At some point in the following weeks, my sister told me that one of the NAS runners had died in a motorcycle accident. It wasn’t until months later, however, when I was preparing to run the Great North run that we realised it was this man I met at the end of the race who had died. The charity was doing a big support drive because his sister had decided to take his place in the race and, while looking for a photo of him at the marathon, my sister found a photo of he and I together. It felt strange to be overcome with tears for a man I had known for twenty minutes, but it felt so indescribably unfair; he hadn’t so much as crossed the finish line as the finish line had crossed him.
We don’t really know where the end is or how we are going to get there.
And that’s the point.
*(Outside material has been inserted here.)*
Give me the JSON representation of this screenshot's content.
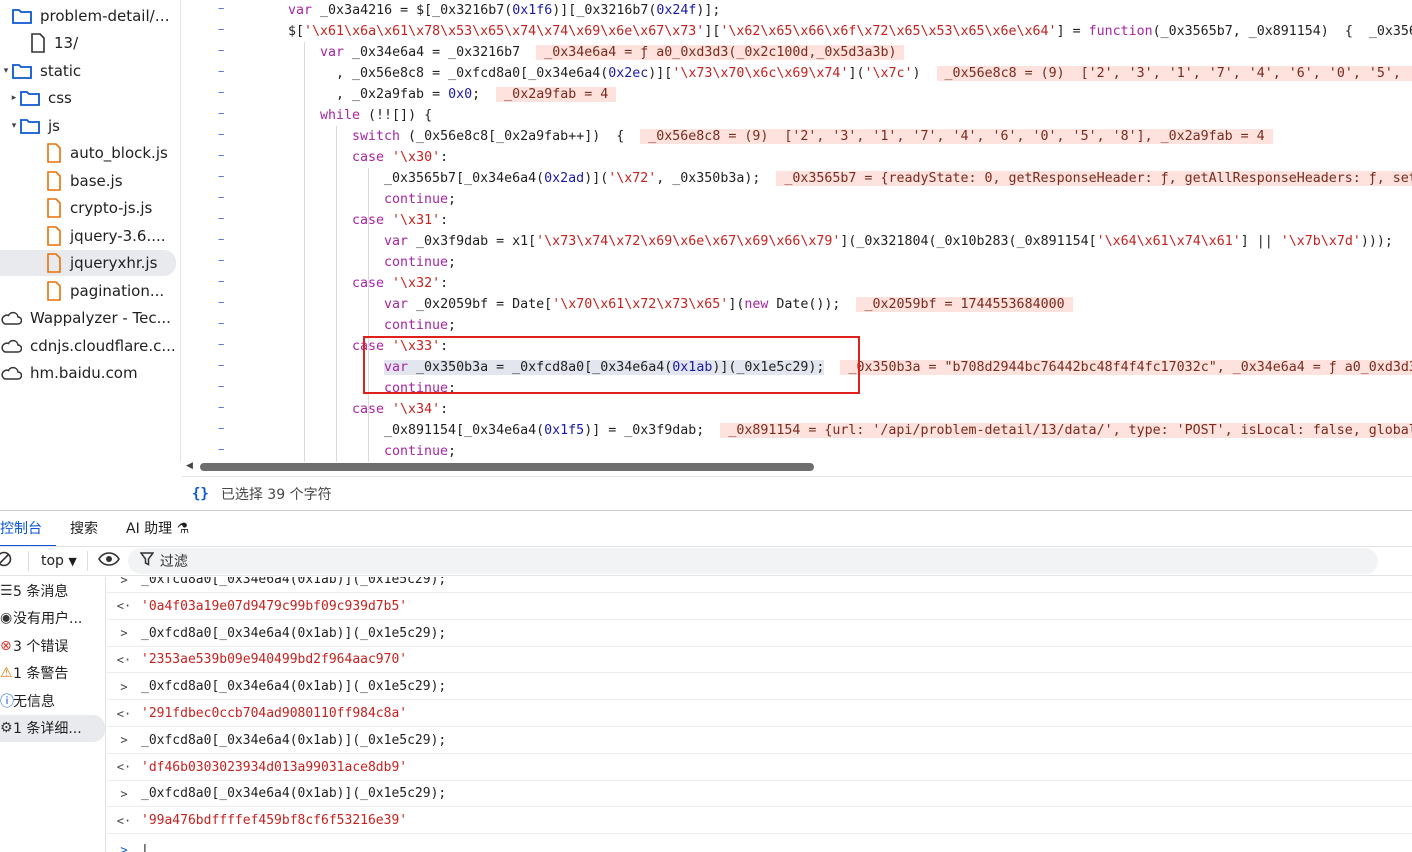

We don’t really know where the end is or how we are going to get there or what troubles we will meet on the way – which is as true on a race day when the end seems too far to imagine as it is in life when all you can manage for dinner is a bowl of stolen cereal. If running has taught me anything about depression, or life in general, it’s that all we need to do is just keep putting one foot in front of the other, and that help is there if we ask for it.
When the finish line finally comes, it will be the times you didn’t “just do it” that you will regret. So whether it's running a marathon, or getting yourself out of bed and into the world, go and smash it, even if smashing it means limping over the finish line while sobbing into a stranger's armpit.